The first in-person youth conference since closing in March 2020 was held August 13–15. The conference included the annual send-off ceremony for graduating high school seniors. Along with masking and distancing, it was held with limited capacity.
Sojourning has continued to be a source of spiritual renewal while a reopening strategy is slowly phased in. It is one of the few ways that visitors have been able to enjoy the grounds throughout the period of being closed due to the pandemic.
Virtual programming has been a strong point of connection across the Powell House community and beyond. “How Are the Children?,” an event held May 25, drew in a group of 30 people to talk about Quaker meetings and families during post-pandemic times.
Powell House recently launched its capital campaign with a goal to raise funds for renovations to Pitt Hall—one of the conference buildings—as well as for other projects on the horizon.
Elsie K. Powell House in Old Chatham, N.Y., has continued to provide programming in the form of virtual workshops and youth conferences throughout the COVID-19 pandemic.
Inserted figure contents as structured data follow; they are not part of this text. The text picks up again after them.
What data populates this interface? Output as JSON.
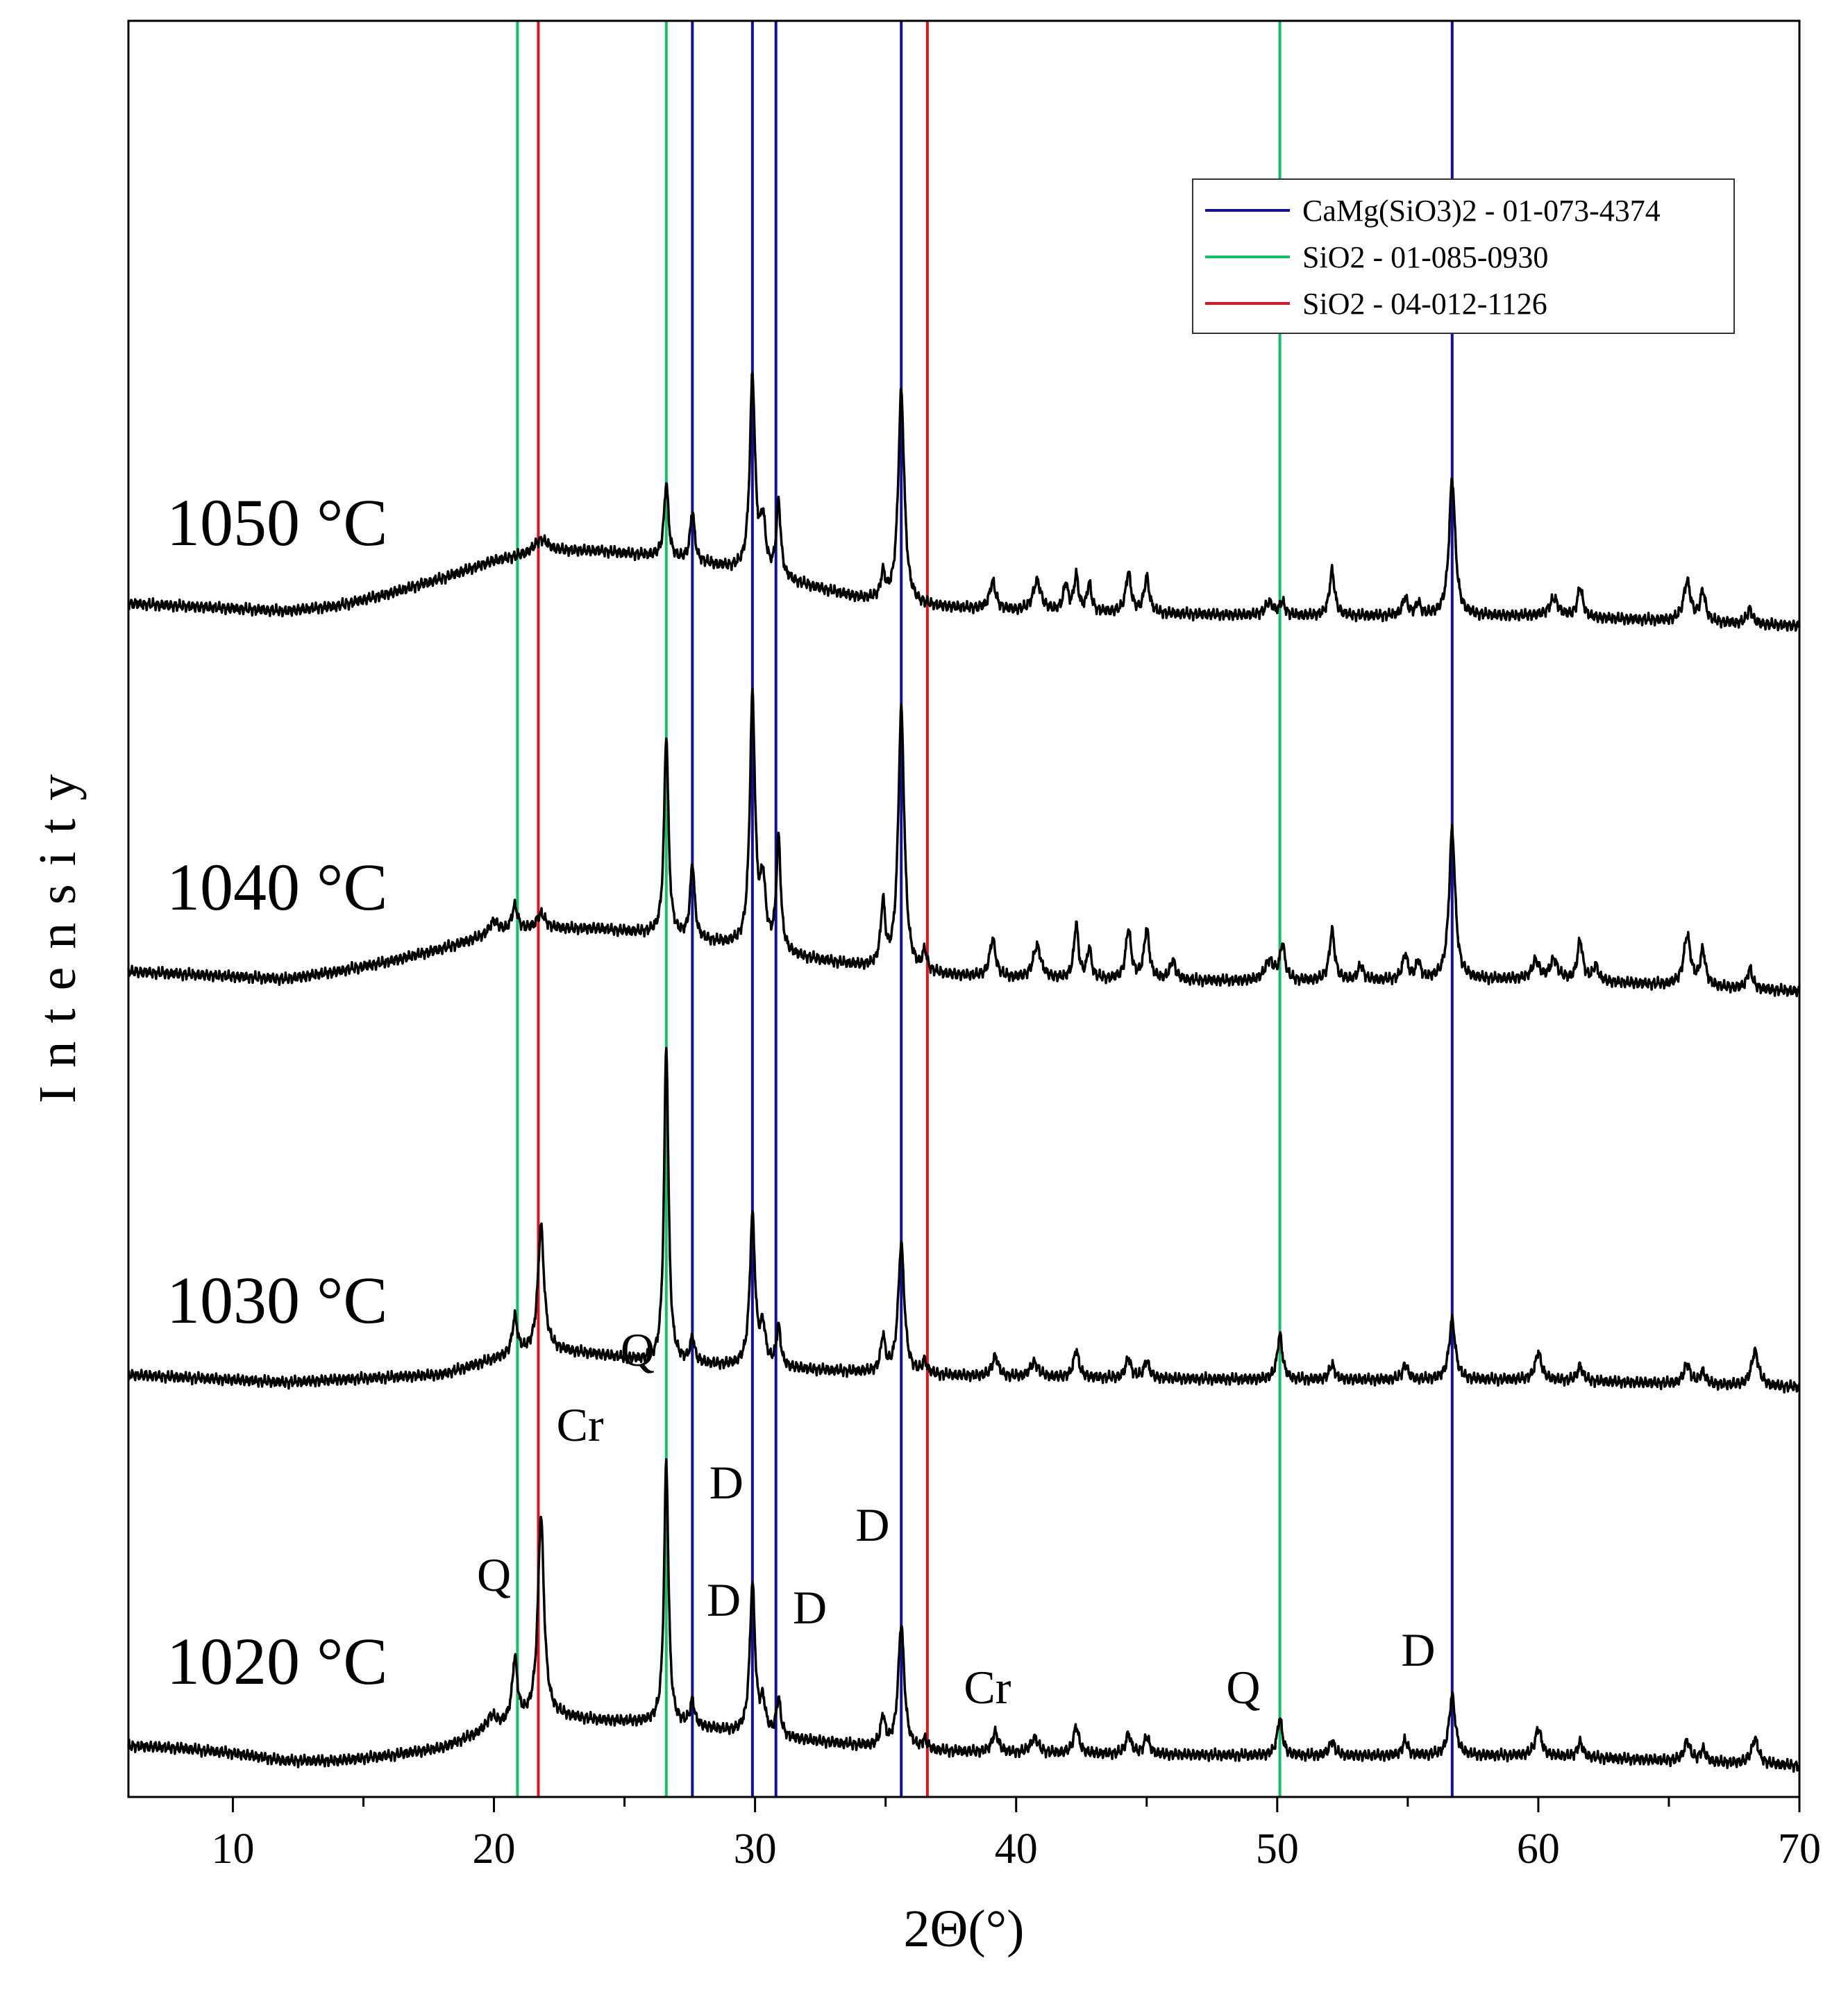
{
  "chart_data": {
    "type": "line",
    "title": "",
    "xlabel": "2Θ(°)",
    "ylabel": "Intensity",
    "xlim": [
      6,
      70
    ],
    "xticks": [
      10,
      20,
      30,
      40,
      50,
      60,
      70
    ],
    "legend": {
      "placement": "top-right",
      "entries": [
        {
          "label": "CaMg(SiO3)2 - 01-073-4374",
          "color": "#1010a0"
        },
        {
          "label": "SiO2 - 01-085-0930",
          "color": "#12c06a"
        },
        {
          "label": "SiO2 - 04-012-1126",
          "color": "#e0141e"
        }
      ]
    },
    "reference_lines": [
      {
        "phase": "CaMg(SiO3)2 - 01-073-4374",
        "color": "#1010a0",
        "positions": [
          27.6,
          29.9,
          30.8,
          35.6,
          56.7
        ]
      },
      {
        "phase": "SiO2 - 01-085-0930",
        "color": "#12c06a",
        "positions": [
          20.9,
          26.6,
          50.1
        ]
      },
      {
        "phase": "SiO2 - 04-012-1126",
        "color": "#e0141e",
        "positions": [
          21.7,
          36.6
        ]
      }
    ],
    "series": [
      {
        "name": "1050 °C",
        "label_text": "1050 °C",
        "baseline": [
          [
            6,
            0.03
          ],
          [
            8,
            0.02
          ],
          [
            10,
            0.01
          ],
          [
            12,
            0.0
          ],
          [
            14,
            0.02
          ],
          [
            16,
            0.07
          ],
          [
            18,
            0.13
          ],
          [
            20,
            0.2
          ],
          [
            22,
            0.24
          ],
          [
            24,
            0.24
          ],
          [
            26,
            0.22
          ],
          [
            28,
            0.19
          ],
          [
            30,
            0.15
          ],
          [
            32,
            0.1
          ],
          [
            34,
            0.05
          ],
          [
            36,
            0.02
          ],
          [
            40,
            0.0
          ],
          [
            50,
            -0.02
          ],
          [
            60,
            -0.02
          ],
          [
            70,
            -0.06
          ]
        ],
        "peaks": [
          [
            21.8,
            0.05,
            0.3
          ],
          [
            26.6,
            0.3,
            0.1
          ],
          [
            27.6,
            0.2,
            0.1
          ],
          [
            29.9,
            0.78,
            0.12
          ],
          [
            30.3,
            0.2,
            0.12
          ],
          [
            30.9,
            0.3,
            0.1
          ],
          [
            34.9,
            0.1,
            0.1
          ],
          [
            35.6,
            0.85,
            0.14
          ],
          [
            39.1,
            0.11,
            0.14
          ],
          [
            40.8,
            0.12,
            0.18
          ],
          [
            41.9,
            0.11,
            0.1
          ],
          [
            42.3,
            0.14,
            0.1
          ],
          [
            42.8,
            0.11,
            0.1
          ],
          [
            44.3,
            0.16,
            0.12
          ],
          [
            45.0,
            0.14,
            0.12
          ],
          [
            49.7,
            0.05,
            0.2
          ],
          [
            50.2,
            0.05,
            0.12
          ],
          [
            52.1,
            0.18,
            0.12
          ],
          [
            54.9,
            0.07,
            0.12
          ],
          [
            55.4,
            0.05,
            0.1
          ],
          [
            56.7,
            0.55,
            0.14
          ],
          [
            60.6,
            0.07,
            0.2
          ],
          [
            61.6,
            0.12,
            0.12
          ],
          [
            65.7,
            0.16,
            0.16
          ],
          [
            66.3,
            0.12,
            0.12
          ],
          [
            68.1,
            0.06,
            0.12
          ]
        ]
      },
      {
        "name": "1040 °C",
        "label_text": "1040 °C",
        "baseline": [
          [
            6,
            0.03
          ],
          [
            8,
            0.02
          ],
          [
            10,
            0.01
          ],
          [
            12,
            0.0
          ],
          [
            14,
            0.03
          ],
          [
            16,
            0.07
          ],
          [
            18,
            0.12
          ],
          [
            20,
            0.18
          ],
          [
            22,
            0.2
          ],
          [
            24,
            0.2
          ],
          [
            26,
            0.18
          ],
          [
            28,
            0.15
          ],
          [
            30,
            0.12
          ],
          [
            32,
            0.08
          ],
          [
            34,
            0.05
          ],
          [
            36,
            0.02
          ],
          [
            40,
            0.0
          ],
          [
            50,
            -0.01
          ],
          [
            60,
            0.0
          ],
          [
            70,
            -0.05
          ]
        ],
        "peaks": [
          [
            20.0,
            0.05,
            0.2
          ],
          [
            20.8,
            0.1,
            0.14
          ],
          [
            21.8,
            0.06,
            0.2
          ],
          [
            26.6,
            0.8,
            0.1
          ],
          [
            27.6,
            0.3,
            0.1
          ],
          [
            29.9,
            1.0,
            0.12
          ],
          [
            30.3,
            0.25,
            0.12
          ],
          [
            30.9,
            0.45,
            0.1
          ],
          [
            34.9,
            0.25,
            0.1
          ],
          [
            35.6,
            1.05,
            0.14
          ],
          [
            36.5,
            0.08,
            0.1
          ],
          [
            39.1,
            0.15,
            0.14
          ],
          [
            40.8,
            0.13,
            0.18
          ],
          [
            42.3,
            0.22,
            0.1
          ],
          [
            42.8,
            0.12,
            0.1
          ],
          [
            44.3,
            0.2,
            0.12
          ],
          [
            45.0,
            0.2,
            0.12
          ],
          [
            46.0,
            0.08,
            0.12
          ],
          [
            49.7,
            0.08,
            0.2
          ],
          [
            50.2,
            0.14,
            0.12
          ],
          [
            52.1,
            0.2,
            0.12
          ],
          [
            53.2,
            0.06,
            0.12
          ],
          [
            54.9,
            0.1,
            0.12
          ],
          [
            55.4,
            0.07,
            0.1
          ],
          [
            56.7,
            0.6,
            0.14
          ],
          [
            59.9,
            0.07,
            0.16
          ],
          [
            60.6,
            0.08,
            0.16
          ],
          [
            61.6,
            0.16,
            0.12
          ],
          [
            62.2,
            0.06,
            0.12
          ],
          [
            65.7,
            0.2,
            0.16
          ],
          [
            66.3,
            0.14,
            0.12
          ],
          [
            68.1,
            0.08,
            0.12
          ]
        ]
      },
      {
        "name": "1030 °C",
        "label_text": "1030 °C",
        "baseline": [
          [
            6,
            0.0
          ],
          [
            8,
            -0.01
          ],
          [
            10,
            -0.02
          ],
          [
            12,
            -0.03
          ],
          [
            14,
            -0.02
          ],
          [
            16,
            -0.01
          ],
          [
            18,
            0.0
          ],
          [
            20,
            0.06
          ],
          [
            22,
            0.1
          ],
          [
            24,
            0.08
          ],
          [
            26,
            0.05
          ],
          [
            28,
            0.04
          ],
          [
            30,
            0.03
          ],
          [
            32,
            0.02
          ],
          [
            34,
            0.01
          ],
          [
            36,
            0.0
          ],
          [
            40,
            -0.01
          ],
          [
            50,
            -0.02
          ],
          [
            60,
            -0.02
          ],
          [
            70,
            -0.05
          ]
        ],
        "peaks": [
          [
            20.8,
            0.15,
            0.12
          ],
          [
            21.8,
            0.5,
            0.14
          ],
          [
            26.6,
            1.27,
            0.1
          ],
          [
            27.6,
            0.1,
            0.1
          ],
          [
            29.9,
            0.6,
            0.12
          ],
          [
            30.3,
            0.15,
            0.12
          ],
          [
            30.9,
            0.16,
            0.1
          ],
          [
            34.9,
            0.14,
            0.1
          ],
          [
            35.6,
            0.52,
            0.14
          ],
          [
            36.5,
            0.05,
            0.1
          ],
          [
            39.2,
            0.08,
            0.14
          ],
          [
            40.7,
            0.06,
            0.18
          ],
          [
            42.3,
            0.11,
            0.12
          ],
          [
            44.3,
            0.08,
            0.12
          ],
          [
            45.0,
            0.07,
            0.12
          ],
          [
            50.1,
            0.18,
            0.12
          ],
          [
            52.1,
            0.06,
            0.12
          ],
          [
            54.9,
            0.06,
            0.12
          ],
          [
            56.7,
            0.24,
            0.14
          ],
          [
            60.0,
            0.11,
            0.14
          ],
          [
            61.6,
            0.06,
            0.12
          ],
          [
            65.7,
            0.08,
            0.14
          ],
          [
            66.3,
            0.05,
            0.12
          ],
          [
            68.3,
            0.14,
            0.16
          ]
        ]
      },
      {
        "name": "1020 °C",
        "label_text": "1020 °C",
        "baseline": [
          [
            6,
            0.03
          ],
          [
            8,
            0.02
          ],
          [
            10,
            0.0
          ],
          [
            12,
            -0.03
          ],
          [
            14,
            -0.03
          ],
          [
            16,
            -0.01
          ],
          [
            18,
            0.02
          ],
          [
            20,
            0.1
          ],
          [
            22,
            0.15
          ],
          [
            24,
            0.13
          ],
          [
            26,
            0.12
          ],
          [
            28,
            0.1
          ],
          [
            30,
            0.07
          ],
          [
            32,
            0.05
          ],
          [
            34,
            0.03
          ],
          [
            36,
            0.01
          ],
          [
            40,
            0.0
          ],
          [
            50,
            -0.01
          ],
          [
            60,
            -0.01
          ],
          [
            70,
            -0.05
          ]
        ],
        "peaks": [
          [
            19.9,
            0.05,
            0.2
          ],
          [
            20.8,
            0.25,
            0.12
          ],
          [
            21.8,
            0.8,
            0.14
          ],
          [
            26.6,
            1.05,
            0.1
          ],
          [
            27.6,
            0.1,
            0.1
          ],
          [
            29.9,
            0.6,
            0.12
          ],
          [
            30.3,
            0.12,
            0.12
          ],
          [
            30.9,
            0.15,
            0.1
          ],
          [
            34.9,
            0.12,
            0.1
          ],
          [
            35.6,
            0.5,
            0.14
          ],
          [
            36.5,
            0.04,
            0.1
          ],
          [
            39.2,
            0.08,
            0.14
          ],
          [
            40.7,
            0.06,
            0.18
          ],
          [
            42.3,
            0.11,
            0.12
          ],
          [
            44.3,
            0.08,
            0.12
          ],
          [
            45.0,
            0.07,
            0.12
          ],
          [
            50.1,
            0.15,
            0.12
          ],
          [
            52.1,
            0.06,
            0.12
          ],
          [
            54.9,
            0.06,
            0.12
          ],
          [
            56.7,
            0.24,
            0.14
          ],
          [
            60.0,
            0.11,
            0.14
          ],
          [
            61.6,
            0.06,
            0.12
          ],
          [
            65.7,
            0.08,
            0.14
          ],
          [
            66.3,
            0.05,
            0.12
          ],
          [
            68.3,
            0.1,
            0.16
          ]
        ]
      }
    ],
    "annotations": [
      {
        "text": "Q",
        "x": 25.5,
        "y": 1.55
      },
      {
        "text": "Cr",
        "x": 23.3,
        "y": 1.25
      },
      {
        "text": "Q",
        "x": 20.0,
        "y": 0.65
      },
      {
        "text": "D",
        "x": 28.9,
        "y": 1.02
      },
      {
        "text": "D",
        "x": 28.8,
        "y": 0.55
      },
      {
        "text": "D",
        "x": 32.1,
        "y": 0.52
      },
      {
        "text": "D",
        "x": 34.5,
        "y": 0.85
      },
      {
        "text": "Cr",
        "x": 38.9,
        "y": 0.2
      },
      {
        "text": "Q",
        "x": 48.7,
        "y": 0.2
      },
      {
        "text": "D",
        "x": 55.4,
        "y": 0.35
      }
    ]
  }
}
Recently, weekend-long adult retreats have been held over Zoom, exploring a range of topics such as clerking and opening to the heart of worship. The extra time within a weekend-long event has allowed for deeper exploration of the topics at hand.
“Drive-Thru Dinners” have also been offered about once a month, allowing people to stop by and pick up a dinner prepared by chef Tony Barca. These events have allowed the staff to work together in a new way, nurture connections within the community, and make new connections with Old Chatham locals.
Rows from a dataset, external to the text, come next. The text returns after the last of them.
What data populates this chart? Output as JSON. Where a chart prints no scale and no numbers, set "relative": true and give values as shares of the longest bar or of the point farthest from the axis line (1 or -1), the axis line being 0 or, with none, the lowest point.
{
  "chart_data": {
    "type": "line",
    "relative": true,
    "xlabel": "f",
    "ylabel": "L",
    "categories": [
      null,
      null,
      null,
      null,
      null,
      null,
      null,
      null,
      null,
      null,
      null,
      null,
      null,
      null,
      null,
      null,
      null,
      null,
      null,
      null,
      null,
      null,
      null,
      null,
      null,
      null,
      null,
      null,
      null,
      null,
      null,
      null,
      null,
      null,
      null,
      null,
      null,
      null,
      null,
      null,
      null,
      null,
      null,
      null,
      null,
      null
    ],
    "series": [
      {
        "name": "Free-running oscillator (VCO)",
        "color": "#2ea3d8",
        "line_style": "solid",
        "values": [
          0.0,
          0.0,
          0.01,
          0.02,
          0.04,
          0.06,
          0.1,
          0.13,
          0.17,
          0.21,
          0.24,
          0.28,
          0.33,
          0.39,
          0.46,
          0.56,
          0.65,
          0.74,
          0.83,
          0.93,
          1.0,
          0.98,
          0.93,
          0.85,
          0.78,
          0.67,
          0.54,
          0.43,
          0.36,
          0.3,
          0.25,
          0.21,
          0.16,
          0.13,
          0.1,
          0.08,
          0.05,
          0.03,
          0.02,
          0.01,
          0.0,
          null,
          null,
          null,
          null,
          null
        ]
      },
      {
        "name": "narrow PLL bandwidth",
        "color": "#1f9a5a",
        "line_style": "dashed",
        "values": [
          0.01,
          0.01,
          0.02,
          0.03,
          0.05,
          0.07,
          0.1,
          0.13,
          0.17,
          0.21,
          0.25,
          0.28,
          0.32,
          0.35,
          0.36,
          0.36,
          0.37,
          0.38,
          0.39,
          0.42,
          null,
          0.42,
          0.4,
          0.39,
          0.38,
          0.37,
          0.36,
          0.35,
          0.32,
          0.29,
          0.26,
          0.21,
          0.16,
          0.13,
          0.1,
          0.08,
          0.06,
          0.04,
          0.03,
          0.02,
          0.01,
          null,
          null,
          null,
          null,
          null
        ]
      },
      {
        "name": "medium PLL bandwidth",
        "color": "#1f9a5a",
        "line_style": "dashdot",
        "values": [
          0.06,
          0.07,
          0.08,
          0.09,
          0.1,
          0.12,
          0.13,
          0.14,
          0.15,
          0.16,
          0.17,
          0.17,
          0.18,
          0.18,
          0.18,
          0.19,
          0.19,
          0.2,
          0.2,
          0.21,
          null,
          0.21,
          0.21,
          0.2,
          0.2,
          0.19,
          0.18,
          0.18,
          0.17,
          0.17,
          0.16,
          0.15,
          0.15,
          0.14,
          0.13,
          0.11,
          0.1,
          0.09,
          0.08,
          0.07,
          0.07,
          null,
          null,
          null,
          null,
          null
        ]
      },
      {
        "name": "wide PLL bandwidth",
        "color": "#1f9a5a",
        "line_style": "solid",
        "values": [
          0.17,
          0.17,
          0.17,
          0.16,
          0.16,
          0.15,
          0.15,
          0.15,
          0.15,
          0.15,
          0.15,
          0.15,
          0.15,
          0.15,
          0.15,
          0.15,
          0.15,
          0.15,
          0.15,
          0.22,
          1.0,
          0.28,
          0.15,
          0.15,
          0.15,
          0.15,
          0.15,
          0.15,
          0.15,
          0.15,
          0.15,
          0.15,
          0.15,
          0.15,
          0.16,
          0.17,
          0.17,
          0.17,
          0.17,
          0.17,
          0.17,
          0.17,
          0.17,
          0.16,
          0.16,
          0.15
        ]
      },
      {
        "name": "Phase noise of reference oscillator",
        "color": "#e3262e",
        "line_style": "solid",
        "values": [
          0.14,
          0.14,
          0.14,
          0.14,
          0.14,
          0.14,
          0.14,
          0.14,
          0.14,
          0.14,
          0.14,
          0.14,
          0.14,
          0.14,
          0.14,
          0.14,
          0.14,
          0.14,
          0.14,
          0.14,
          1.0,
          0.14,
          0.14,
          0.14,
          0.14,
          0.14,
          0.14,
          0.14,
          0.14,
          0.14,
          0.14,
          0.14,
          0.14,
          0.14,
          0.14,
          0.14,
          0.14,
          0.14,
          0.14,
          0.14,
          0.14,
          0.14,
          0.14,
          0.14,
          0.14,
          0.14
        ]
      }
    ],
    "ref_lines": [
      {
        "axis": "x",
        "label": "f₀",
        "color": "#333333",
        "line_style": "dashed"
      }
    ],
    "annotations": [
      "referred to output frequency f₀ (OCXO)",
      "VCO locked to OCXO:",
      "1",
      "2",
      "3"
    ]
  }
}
Online events have been a steady source of groundedness in a time when it is much needed. Youth attenders have expressed that while a virtual conference is much different from an in-person one, there is still a lot of joy and community that can be shared over Zoom. Weekly Saturday evening worship also provides groundedness and community for Friends.
Powell House is still able to host sojourners in the Anna Curtis Center and Pitt Hall, and is grateful for the energy they bring to the space during this time when the buildings and grounds are largely empty.
On March 12, Elsie K. Powell House was closed to any in-person visits due to COVID-19 precautions. Since then, it has re-oriented its programming toward providing pay-as-led, mainly two-hour virtual workshops on Saturdays. Thus far Powell House has offered over 25 workshops that have attracted approximately 250 individuals from all over the world. The youth program has also focused on virtual events for the past six months, as well as welcomed new youth directors: Sarah and Martin Glazer.
The management of the house’s closure has been well supported by the governance of the Powell House Committee. Staff have been paid throughout the closure. Most have returned to onsite work utilizing social distancing protocols. Additionally, plans for a capital campaign have gone forward, focusing on updating and renovating outdated electric, heating, and water systems, as well as creating endowment resources for future programming that is based on the strategic plan. The financial contributions of constituents and other supporters have been integral for enabling Powell House to survive throughout this pandemic.